By half angle formula, we have
\(\quad \cos^2 \dfrac{\alpha - \beta}2\\ = \dfrac12 (1 + \cos(\alpha - \beta))\\\)
Since \(\alpha\) and \(\beta\) do not differ by a multiple of \(2\pi\), that means \(\sin \alpha\), \(\sin \beta\) are distinct, and \(\cos \alpha\), \(\cos \beta\) are distinct.
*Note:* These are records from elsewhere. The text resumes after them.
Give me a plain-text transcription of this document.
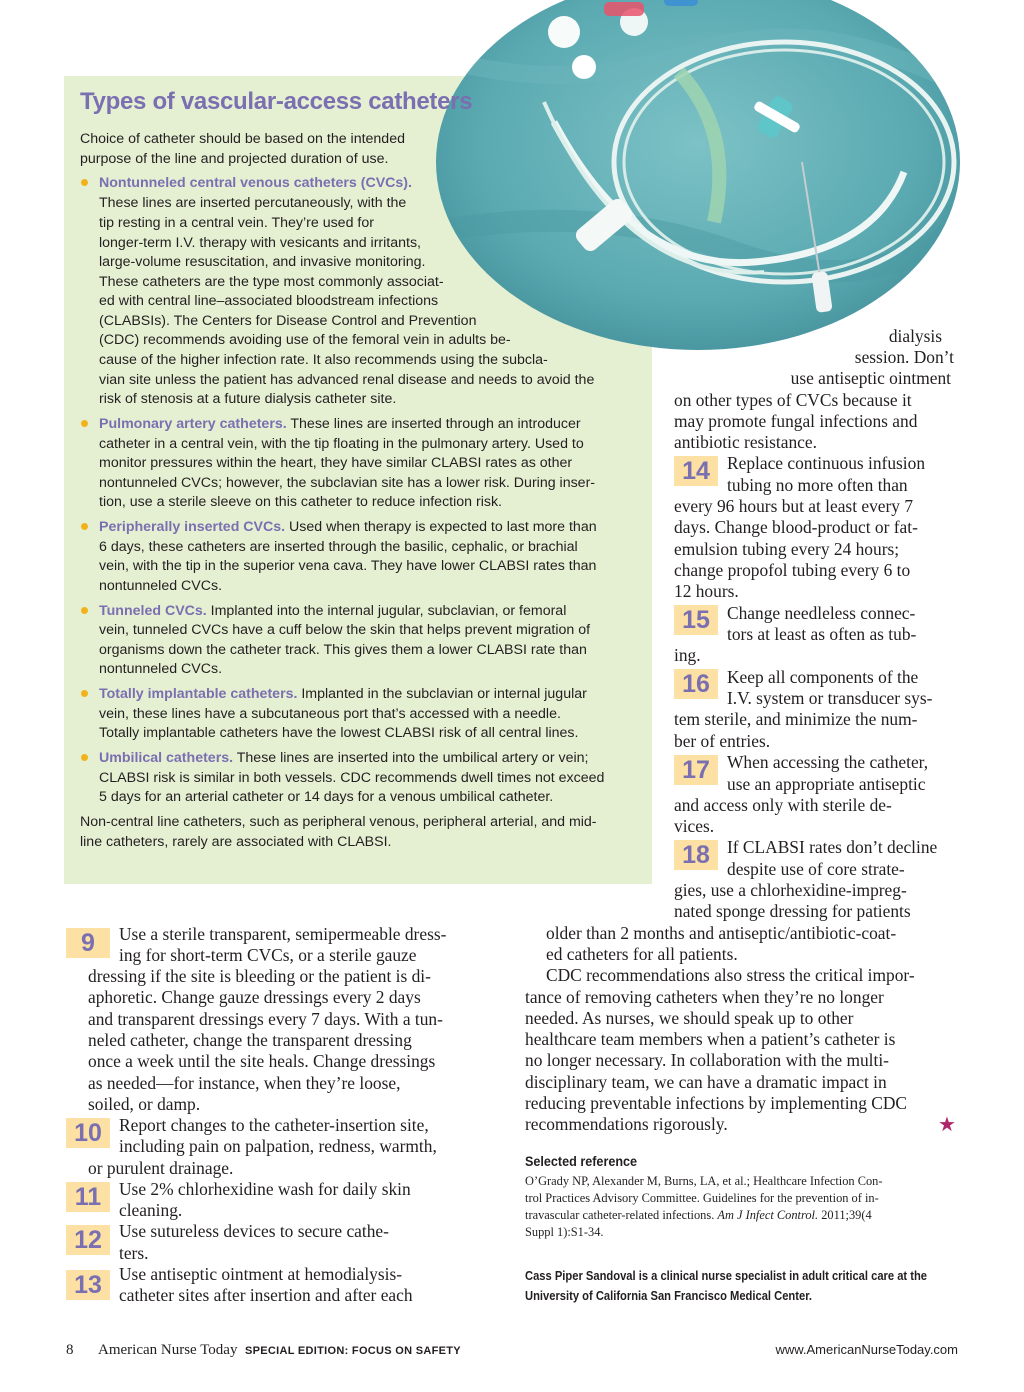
Types of vascular-access catheters
Choice of catheter should be based on the intended
purpose of the line and projected duration of use.
Nontunneled central venous catheters (CVCs).
These lines are inserted percutaneously, with the
tip resting in a central vein. They’re used for
longer-term I.V. therapy with vesicants and irritants,
large-volume resuscitation, and invasive monitoring.
These catheters are the type most commonly associat-
ed with central line–associated bloodstream infections
(CLABSIs). The Centers for Disease Control and Prevention
(CDC) recommends avoiding use of the femoral vein in adults be-
cause of the higher infection rate. It also recommends using the subcla-
vian site unless the patient has advanced renal disease and needs to avoid the
risk of stenosis at a future dialysis catheter site.
Pulmonary artery catheters. These lines are inserted through an introducer
catheter in a central vein, with the tip floating in the pulmonary artery. Used to
monitor pressures within the heart, they have similar CLABSI rates as other
nontunneled CVCs; however, the subclavian site has a lower risk. During inser-
tion, use a sterile sleeve on this catheter to reduce infection risk.
Peripherally inserted CVCs. Used when therapy is expected to last more than
6 days, these catheters are inserted through the basilic, cephalic, or brachial
vein, with the tip in the superior vena cava. They have lower CLABSI rates than
nontunneled CVCs.
Tunneled CVCs. Implanted into the internal jugular, subclavian, or femoral
vein, tunneled CVCs have a cuff below the skin that helps prevent migration of
organisms down the catheter track. This gives them a lower CLABSI rate than
nontunneled CVCs.
Totally implantable catheters. Implanted in the subclavian or internal jugular
vein, these lines have a subcutaneous port that’s accessed with a needle.
Totally implantable catheters have the lowest CLABSI risk of all central lines.
Umbilical catheters. These lines are inserted into the umbilical artery or vein;
CLABSI risk is similar in both vessels. CDC recommends dwell times not exceed
5 days for an arterial catheter or 14 days for a venous umbilical catheter.
Non-central line catheters, such as peripheral venous, peripheral arterial, and mid-
line catheters, rarely are associated with CLABSI.
dialysis
session. Don’t
use antiseptic ointment
on other types of CVCs because it
may promote fungal infections and
antibiotic resistance.
14 Replace continuous infusion
tubing no more often than
every 96 hours but at least every 7
days. Change blood-product or fat-
emulsion tubing every 24 hours;
change propofol tubing every 6 to
12 hours.
15 Change needleless connec-
tors at least as often as tub-
ing.
16 Keep all components of the
I.V. system or transducer sys-
tem sterile, and minimize the num-
ber of entries.
17 When accessing the catheter,
use an appropriate antiseptic
and access only with sterile de-
vices.
18 If CLABSI rates don’t decline
despite use of core strate-
gies, use a chlorhexidine-impreg-
nated sponge dressing for patients
older than 2 months and antiseptic/antibiotic-coat-
ed catheters for all patients.
CDC recommendations also stress the critical impor-
tance of removing catheters when they’re no longer
needed. As nurses, we should speak up to other
healthcare team members when a patient’s catheter is
no longer necessary. In collaboration with the multi-
disciplinary team, we can have a dramatic impact in
reducing preventable infections by implementing CDC
recommendations rigorously.	★
9	Use a sterile transparent, semipermeable dress-
ing for short-term CVCs, or a sterile gauze
dressing if the site is bleeding or the patient is di-
aphoretic. Change gauze dressings every 2 days
and transparent dressings every 7 days. With a tun-
neled catheter, change the transparent dressing
once a week until the site heals. Change dressings
as needed—for instance, when they’re loose,
soiled, or damp.
10 Report changes to the catheter-insertion site,
including pain on palpation, redness, warmth,
or purulent drainage.
11	Use 2% chlorhexidine wash for daily skin
cleaning.
12 Use sutureless devices to secure cathe-
ters.
13 Use antiseptic ointment at hemodialysis-
catheter sites after insertion and after each
Selected reference
O’Grady NP, Alexander M, Burns, LA, et al.; Healthcare Infection Con-
trol Practices Advisory Committee. Guidelines for the prevention of in-
travascular catheter-related infections. Am J Infect Control. 2011;39(4
Suppl 1):S1-34.
Cass Piper Sandoval is a clinical nurse specialist in adult critical care at the
University of California San Francisco Medical Center.
8 American Nurse Today SPECIAL EDITION: FOCUS ON SAFETY	www.AmericanNurseToday.com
From the equation, we have
\(b\sin \theta = c - a \cos \theta\\ b^2 \sin^2 \theta = c^2 + a^2 \cos^2 \theta - 2ac \cos \theta\\ b^2 - b^2 \cos^2 \theta = c^2 + a^2 \cos^2 \theta - 2ac \cos \theta\\ (a^2 + b^2) \cos^2 \theta - 2ac \cos \theta + (c^2 - b^2) = 0\)
Then by Vieta's formula, \(\cos \alpha \cos \beta = \dfrac{c^2 - b^2}{a^2 + b^2}\).
Similarly, we have
\(a \cos \theta = c - b\sin \theta\\ a^2 \cos^2 \theta = c^2 + b^2 \sin^2 \theta - 2bc \sin \theta\\ a^2 - a^2 \sin^2 \theta = c^2 + b^2 \sin^2 \theta - 2bc \sin \theta\\ (a^2 + b^2)\sin^2 \theta - 2bc \sin \theta + (c^2 - a^2) = 0\)
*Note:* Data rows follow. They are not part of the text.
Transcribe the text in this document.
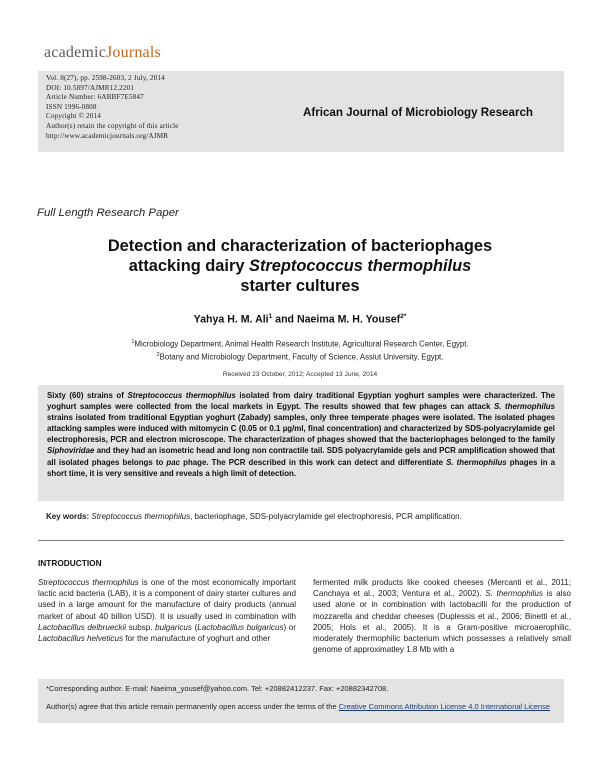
academicJournals
Vol. 8(27), pp. 2598-2603, 2 July, 2014
DOI: 10.5897/AJMR12.2201
Article Number: 6ABBF7E5847
ISSN 1996-0808
Copyright © 2014
Author(s) retain the copyright of this article
http://www.academicjournals.org/AJMR
African Journal of Microbiology Research
Full Length Research Paper
Detection and characterization of bacteriophages
attacking dairy Streptococcus thermophilus
starter cultures
Yahya H. M. Ali$^1$ and Naeima M. H. Yousef$^{2*}$
$^1$Microbiology Department, Animal Health Research Institute, Agricultural Research Center, Egypt.
$^2$Botany and Microbiology Department, Faculty of Science, Assiut University, Egypt.
Received 23 October, 2012; Accepted 13 June, 2014

Sixty (60) strains of Streptococcus thermophilus isolated from dairy traditional Egyptian yoghurt samples were characterized. The yoghurt samples were collected from the local markets in Egypt. The results showed that few phages can attack S. thermophilus strains isolated from traditional Egyptian yoghurt (Zabady) samples, only three temperate phages were isolated. The isolated phages attacking samples were induced with mitomycin C (0.05 or 0.1 µg/ml, final concentration) and characterized by SDS-polyacrylamide gel electrophoresis, PCR and electron microscope. The characterization of phages showed that the bacteriophages belonged to the family Siphoviridae and they had an isometric head and long non contractile tail. SDS polyacrylamide gels and PCR amplification showed that all isolated phages belongs to pac phage. The PCR described in this work can detect and differentiate S. thermophilus phages in a short time, it is very sensitive and reveals a high limit of detection.

Key words: Streptococcus thermophilus, bacteriophage, SDS-polyacrylamide gel electrophoresis, PCR amplification.
INTRODUCTION
Streptococcus thermophilus is one of the most economically important lactic acid bacteria (LAB), it is a component of dairy starter cultures and used in a large amount for the manufacture of dairy products (annual market of about 40 billion USD). It is usually used in combination with Lactobacillus delbrueckii subsp. bulgaricus (Lactobacillus bulgaricus) or Lactobacillus helveticus for the manufacture of yoghurt and other
fermented milk products like cooked cheeses (Mercanti et al., 2011; Canchaya et al., 2003; Ventura et al., 2002). S. thermophilus is also used alone or in combination with lactobacilli for the production of mozzarella and cheddar cheeses (Duplessis et al., 2006; Binetti et al., 2005; Hols et al., 2005). It is a Gram-positive microaerophilic, moderately thermophilic bacterium which possesses a relatively small genome of approximatley 1.8 Mb with a
*Corresponding author. E-mail: Naeima_yousef@yahoo.com. Tel: +20882412237. Fax: +20882342708.
Author(s) agree that this article remain permanently open access under the terms of the Creative Commons Attribution License 4.0 International License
Then \(\sin \alpha \sin \beta = \dfrac{c^2 - a^2}{a^2 + b^2}\).
Hence, we have \(\cos(\alpha - \beta) = \dfrac{c^2 - a^2 - (c^2 - b^2)}{a^2 + b^2} = 1\), so \(\cos^2 \dfrac{\alpha - \beta}2 = \dfrac12 (1+1) = 1\).